The first apartment we saw was very new; it had only just been finished. It was on the 15th floor of a brand new apartment block and was very modern inside. However, the surroundings were still being completed and there was a lot of building work going on. The second apartment was on the fifth floor of an older block in a residential area (just behind a big Wallmart). The inside was a bit more shabby and frilly (the air conditioners seem to be wearing knickers), but there were nice gardens outside and it was a bit closer to John’s school. The third apartment was downtown. The location was great and on paper the apartment seemed good, especially as it was split level. However, inside it was dingy and dirty and the layout was a bit odd.
After a little consideration we decided to take the second apartment. Alex did some negotiating with the landlady to bring the rent down a bit, and then we met up with her yesterday to sign the paperwork and pay the deposit. Alex dropped the key off for us today and we can move in on Monday. It feels great to have our own place.
We also managed to sort ourselves out with Chinese phones yesterday – with much assistance from Polly. We decided we wanted to get new phones as well as a sim card (my current phone is on its last legs and John wanted a new toy). It took quite a lot of to-ing and fro-ing to figure out the phone we wanted and the paperwork for the sim card seemed to take forever. On top of this, they just laughed when I tried to pay by credit card so I had to go and find a cash point. We are learning that in China, people definitely prefer cash even for expensive purchases and for the apartment deposit.
Last night John and I popped out to a small café/ restaurant for dinner. The menu was all in Chinese, none of the staff spoke much English and we had forgotten our phrase book. Despite this, we managed to order a beer each and some food.

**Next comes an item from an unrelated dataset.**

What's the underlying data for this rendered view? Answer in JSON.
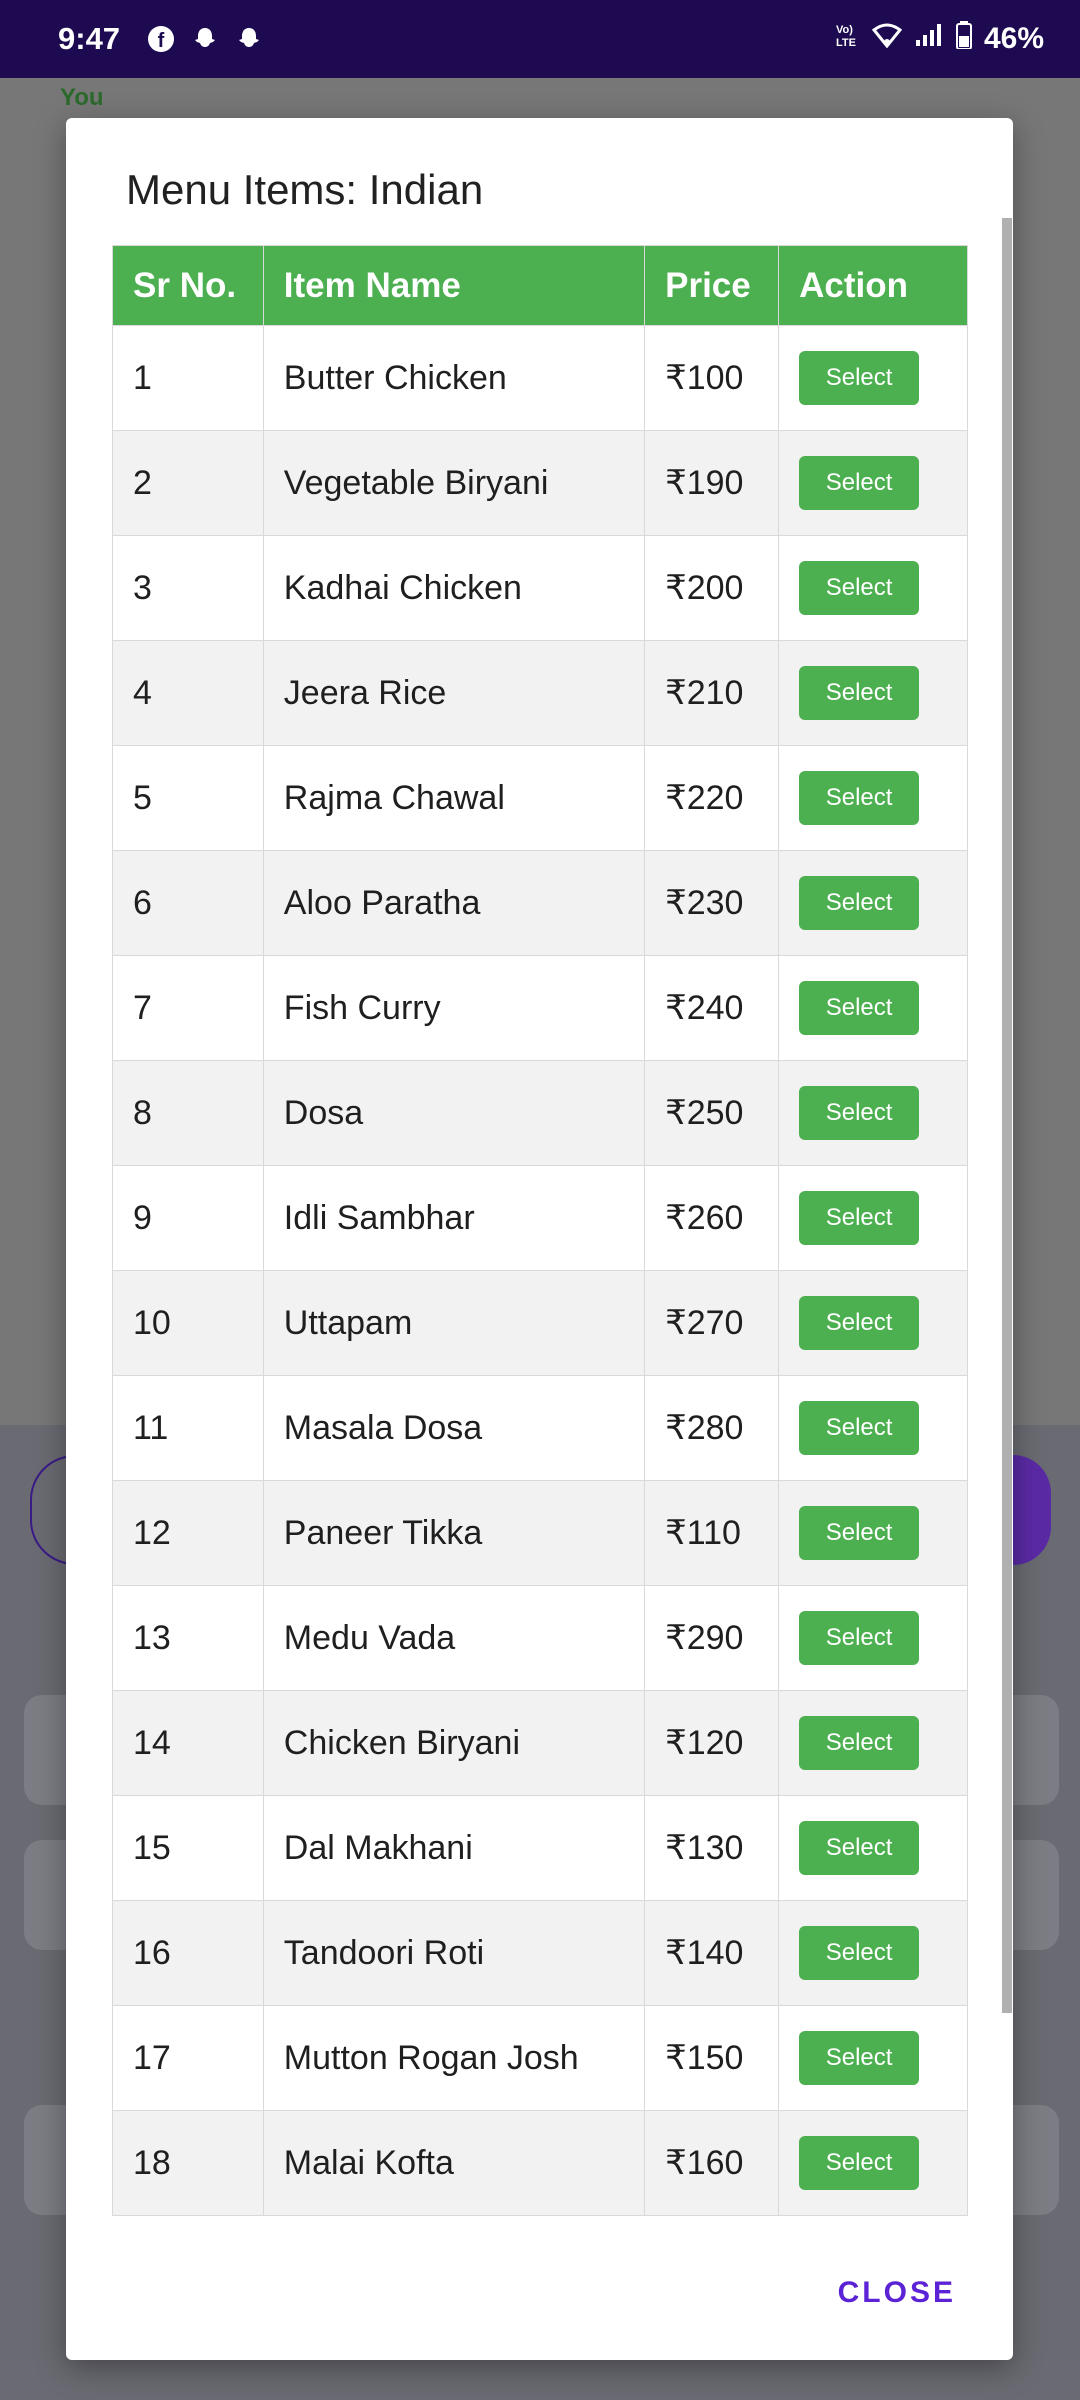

The first course consisted of three cold dishes: one of cabbage and pine nuts, one of duck and the other of chicken. Unfortunately, the duck and chicken dishes were more bone than meat. The chicken dish even included a foot. If it was hot, I think we would have given it a go; as it was, we just did our best to pick the meat from around the bones. We were sitting in a corner, so the other customers didn’t have to witness us being so picky. Luckily, the second course was an enormous, piping hot prawn and rice soup. It was delicious and very filling. We knew the food would be different from Wok’s Cooking in Macclesfield, but we are only just learning what that actually means.